Condamnation par contumace
Ce retour ouvre la voie à de très nombreuses interrogations en Côte d’Ivoire où la dernière présidentielle, fin 2020, a vu Alassane Ouattara élu à un troisième mandat jugé inconstitutionnel par l’opposition qui a boycotté le scrutin et lors de laquelle plus d’une centaine d’Ivoiriens sont morts dans des violences selon un bilan officiel. Laurent Gbagbo va-t-il refaire de la politique, ou plutôt, de quelle manière ? Sera-t-il une autorité morale de la classe politique ou le leader combatif de l’opposition ? Certains de ses soutiens n’envisagent pas qu’il puisse renoncer à jouer un rôle actif, malgré des années de détention qui l’ont visiblement éprouvé. L’ancien président est par ailleurs toujours sous le coup d’une condamnation par contumace prononcée en 2018 dans son pays à 20 ans de prison dans l’affaire dite du «casse» de la Banque centrale des Etats d’Afrique de l’ouest (BCEAO). Va-t-il être amnistié par Alassane Ouattara avec qui l’affrontement dans les urnes a replongé le pays dans la guerre en 2010-2011 ?

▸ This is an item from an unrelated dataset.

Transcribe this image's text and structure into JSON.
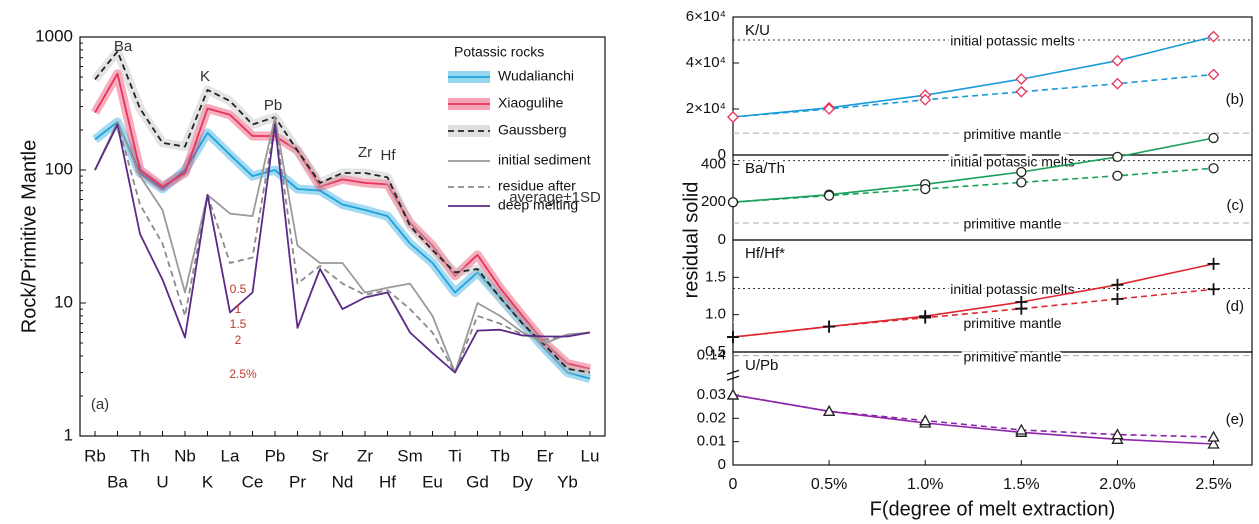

Ses proches assurent que la question n’a pas été réglée avant son retour à Abidjan et ils estiment qu’une rencontre entre les deux hommes, qui ne se parlent pas directement, doit se faire à l’initiative du chef de l’Etat. En attendant, de nombreux Ivoiriens, dont certains ont en mémoire les atrocités commises pendant la crise post-électorale, se disent inquiets. Et si ce retour ravivait les tensions qui ne sont véritablement jamais éteintes ? Les différentes tendances politiques s’entendent au moins en façade sur une chose, la nécessité de faire avancer le processus de réconciliation. Reste à savoir quelle place Laurent Gbagbo y prendra.